The Nigerian Conservation Foundation (NCF) has partnered ATC Nigeria, a telecommunications outfit, to plant trees at Pan Atlantic University (PAU), Ibeju-Lekki, Lagos State.
Speaking at the event on Wednesday, July 19, 2023, the Chief Executive Officer (CEO) of ATC Nigeria, Mr Errol Ambler-Smith, said that tree planting was one of the initiatives taken by the company to give back to the society.
Amber-Smith said the goal was to ensure that we live in a sustainable environment.
“We are a company with a very strong social conscience.
“And part of one of the initiatives that we use in terms of our sustainability programme is planting of trees.
“In 2022 we kicked-off the programme and planted in excess of 9,800 trees throughout Nigeria and we are looking to expand that this year to plant in excess of 12,000 trees,” Amber-Smith said.
The CEO said that as a company that owned and operated nearly 8,000 telecommunication masts throughout Nigeria, they took the issues of environmental sustainability very seriously.
To buttress the importance of environmental sustainability to ATCN, the CEO said: “We have reduced the average generator runtime on our sites from 21 hours to about eight hours through the deployment of solar systems with lithium batteries.”
Also speaking, the Director-General of NCF, Dr Joseph Onoja, said the foundation was partnering with ATC Nigeria to plant 500 trees at PAU.
Onoja was represented by Ms Folake Salawu, the NCF Green Recovery Nigeria Programme Coordinator.
He said the tree planting exercise was part of a country wide tree planting activities supported by ATC Nigeria.
Onoja said that in partnership with ATC Nigeria, the foundation would be planting 12,000 trees across nine states in five Geo-political zones in 2023.
He listed the states to include Lagos. Ogun, Rivers, Benue, Plateau, Gombe, Yobe.

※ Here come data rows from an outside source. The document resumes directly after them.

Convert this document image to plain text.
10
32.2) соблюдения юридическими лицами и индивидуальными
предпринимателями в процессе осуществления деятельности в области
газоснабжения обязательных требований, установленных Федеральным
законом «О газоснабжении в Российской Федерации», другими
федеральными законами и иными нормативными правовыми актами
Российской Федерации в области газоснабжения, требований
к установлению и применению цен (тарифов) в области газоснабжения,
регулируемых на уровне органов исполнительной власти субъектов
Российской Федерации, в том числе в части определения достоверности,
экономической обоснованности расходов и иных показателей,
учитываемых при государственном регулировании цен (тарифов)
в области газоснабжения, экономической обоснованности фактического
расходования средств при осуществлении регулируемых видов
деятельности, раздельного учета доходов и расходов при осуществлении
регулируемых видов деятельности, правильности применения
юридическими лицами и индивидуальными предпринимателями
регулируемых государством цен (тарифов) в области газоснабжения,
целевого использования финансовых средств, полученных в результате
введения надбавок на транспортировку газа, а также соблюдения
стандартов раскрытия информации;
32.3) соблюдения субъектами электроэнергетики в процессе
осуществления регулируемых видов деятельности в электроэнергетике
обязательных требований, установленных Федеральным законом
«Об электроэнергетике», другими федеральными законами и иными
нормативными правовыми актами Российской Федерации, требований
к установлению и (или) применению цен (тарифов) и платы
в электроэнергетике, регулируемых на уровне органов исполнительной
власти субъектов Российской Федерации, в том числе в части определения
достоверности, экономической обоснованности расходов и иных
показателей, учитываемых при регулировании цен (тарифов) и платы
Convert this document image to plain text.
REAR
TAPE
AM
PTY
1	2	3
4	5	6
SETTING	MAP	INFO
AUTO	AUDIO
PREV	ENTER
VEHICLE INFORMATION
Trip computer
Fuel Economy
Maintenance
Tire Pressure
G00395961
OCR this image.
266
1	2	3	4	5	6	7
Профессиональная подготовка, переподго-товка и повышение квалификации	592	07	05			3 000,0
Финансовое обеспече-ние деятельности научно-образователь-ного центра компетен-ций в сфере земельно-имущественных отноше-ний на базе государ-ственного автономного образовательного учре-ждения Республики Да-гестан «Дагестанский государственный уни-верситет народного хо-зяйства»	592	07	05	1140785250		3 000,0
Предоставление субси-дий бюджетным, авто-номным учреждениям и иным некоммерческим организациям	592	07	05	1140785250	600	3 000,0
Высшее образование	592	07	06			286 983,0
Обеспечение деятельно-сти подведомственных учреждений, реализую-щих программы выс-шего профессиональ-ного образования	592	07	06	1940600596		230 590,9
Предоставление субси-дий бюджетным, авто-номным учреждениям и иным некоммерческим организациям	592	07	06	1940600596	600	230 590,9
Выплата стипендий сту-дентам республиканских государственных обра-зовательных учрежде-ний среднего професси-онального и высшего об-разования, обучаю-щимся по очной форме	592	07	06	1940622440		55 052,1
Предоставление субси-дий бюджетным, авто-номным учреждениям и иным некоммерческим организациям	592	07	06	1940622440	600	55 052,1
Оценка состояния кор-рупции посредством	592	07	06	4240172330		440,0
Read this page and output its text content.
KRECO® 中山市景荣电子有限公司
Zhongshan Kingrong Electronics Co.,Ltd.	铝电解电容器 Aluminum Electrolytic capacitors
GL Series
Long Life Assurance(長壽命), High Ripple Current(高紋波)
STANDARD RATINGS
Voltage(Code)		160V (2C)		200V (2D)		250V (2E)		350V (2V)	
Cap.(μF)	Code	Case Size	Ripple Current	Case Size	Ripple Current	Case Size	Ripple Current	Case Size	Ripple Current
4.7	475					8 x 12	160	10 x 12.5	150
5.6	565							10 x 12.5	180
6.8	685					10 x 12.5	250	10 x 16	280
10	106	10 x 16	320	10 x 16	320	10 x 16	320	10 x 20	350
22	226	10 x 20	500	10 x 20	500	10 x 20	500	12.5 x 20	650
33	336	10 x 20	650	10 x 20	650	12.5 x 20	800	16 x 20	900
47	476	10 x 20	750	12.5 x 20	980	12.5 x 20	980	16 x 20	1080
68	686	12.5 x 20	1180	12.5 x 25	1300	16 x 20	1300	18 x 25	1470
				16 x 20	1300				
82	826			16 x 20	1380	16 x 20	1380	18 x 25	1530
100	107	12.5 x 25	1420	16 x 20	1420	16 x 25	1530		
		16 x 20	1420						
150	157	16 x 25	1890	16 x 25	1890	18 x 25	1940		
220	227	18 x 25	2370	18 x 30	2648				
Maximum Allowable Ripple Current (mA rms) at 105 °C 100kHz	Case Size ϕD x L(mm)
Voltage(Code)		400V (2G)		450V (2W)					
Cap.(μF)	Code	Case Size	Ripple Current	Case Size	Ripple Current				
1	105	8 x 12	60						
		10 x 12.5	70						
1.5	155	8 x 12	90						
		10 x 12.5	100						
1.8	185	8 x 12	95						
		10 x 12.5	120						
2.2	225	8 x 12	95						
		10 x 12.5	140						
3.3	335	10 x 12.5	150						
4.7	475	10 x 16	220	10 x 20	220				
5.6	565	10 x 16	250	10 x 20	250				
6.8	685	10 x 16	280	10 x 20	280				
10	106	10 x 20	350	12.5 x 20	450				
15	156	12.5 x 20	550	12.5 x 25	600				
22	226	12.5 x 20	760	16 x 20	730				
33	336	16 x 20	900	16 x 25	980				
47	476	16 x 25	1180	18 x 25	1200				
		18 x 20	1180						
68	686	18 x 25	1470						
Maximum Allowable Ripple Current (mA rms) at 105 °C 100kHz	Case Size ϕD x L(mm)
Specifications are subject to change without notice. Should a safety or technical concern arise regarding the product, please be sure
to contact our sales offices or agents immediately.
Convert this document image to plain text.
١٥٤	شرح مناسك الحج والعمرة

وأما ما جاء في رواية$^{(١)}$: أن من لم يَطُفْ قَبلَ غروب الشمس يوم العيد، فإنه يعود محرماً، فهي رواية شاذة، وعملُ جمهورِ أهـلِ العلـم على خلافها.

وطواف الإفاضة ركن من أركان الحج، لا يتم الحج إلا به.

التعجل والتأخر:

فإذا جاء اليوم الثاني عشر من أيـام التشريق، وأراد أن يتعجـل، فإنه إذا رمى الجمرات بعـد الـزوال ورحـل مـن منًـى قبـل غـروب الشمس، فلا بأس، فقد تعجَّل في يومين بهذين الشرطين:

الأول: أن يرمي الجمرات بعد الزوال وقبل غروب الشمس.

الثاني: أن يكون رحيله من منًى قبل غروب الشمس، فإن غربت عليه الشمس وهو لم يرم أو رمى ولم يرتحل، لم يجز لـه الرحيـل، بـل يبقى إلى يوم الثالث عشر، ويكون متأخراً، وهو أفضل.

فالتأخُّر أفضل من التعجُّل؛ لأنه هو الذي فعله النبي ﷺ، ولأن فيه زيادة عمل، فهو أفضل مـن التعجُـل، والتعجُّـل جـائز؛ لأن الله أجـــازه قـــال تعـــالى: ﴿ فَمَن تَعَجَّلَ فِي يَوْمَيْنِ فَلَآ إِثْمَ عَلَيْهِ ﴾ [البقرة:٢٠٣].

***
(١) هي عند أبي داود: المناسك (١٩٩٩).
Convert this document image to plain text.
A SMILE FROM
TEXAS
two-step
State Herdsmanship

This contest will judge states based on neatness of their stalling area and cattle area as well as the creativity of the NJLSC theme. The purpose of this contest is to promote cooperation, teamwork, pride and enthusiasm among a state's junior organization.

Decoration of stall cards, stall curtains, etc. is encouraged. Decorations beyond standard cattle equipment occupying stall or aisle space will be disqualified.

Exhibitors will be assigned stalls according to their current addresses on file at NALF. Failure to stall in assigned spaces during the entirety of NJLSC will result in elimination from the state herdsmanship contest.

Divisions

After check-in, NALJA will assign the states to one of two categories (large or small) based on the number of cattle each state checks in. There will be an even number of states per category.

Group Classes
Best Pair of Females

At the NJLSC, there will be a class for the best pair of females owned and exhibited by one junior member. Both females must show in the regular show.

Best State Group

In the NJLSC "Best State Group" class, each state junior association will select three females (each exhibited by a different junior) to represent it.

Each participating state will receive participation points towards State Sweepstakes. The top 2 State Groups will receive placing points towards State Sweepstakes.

Kano and the FCT, Abuja.
According to him, the tree planting programme supports the Green Recovery Nigeria (GRN) project of the foundation.
The aim of the GRN project remains to increase the forest cover in Nigeria to at least 25 per cent of the total landmass by 2047.
“This is in line with the Paris Agreement,” Onoja said.
For Dr Peter Bankole, Chief Operation Officer, PAU, the university embarked on tree planting in the school to preserve some of the species of the tree from extinction.
Bankole said that some of the undergraduate students had not seen some of the trees before in their lifetime.
He added that the trees also served to increase carbon footprints.
The COO also said that the trees housed the nests of the birds found around the school.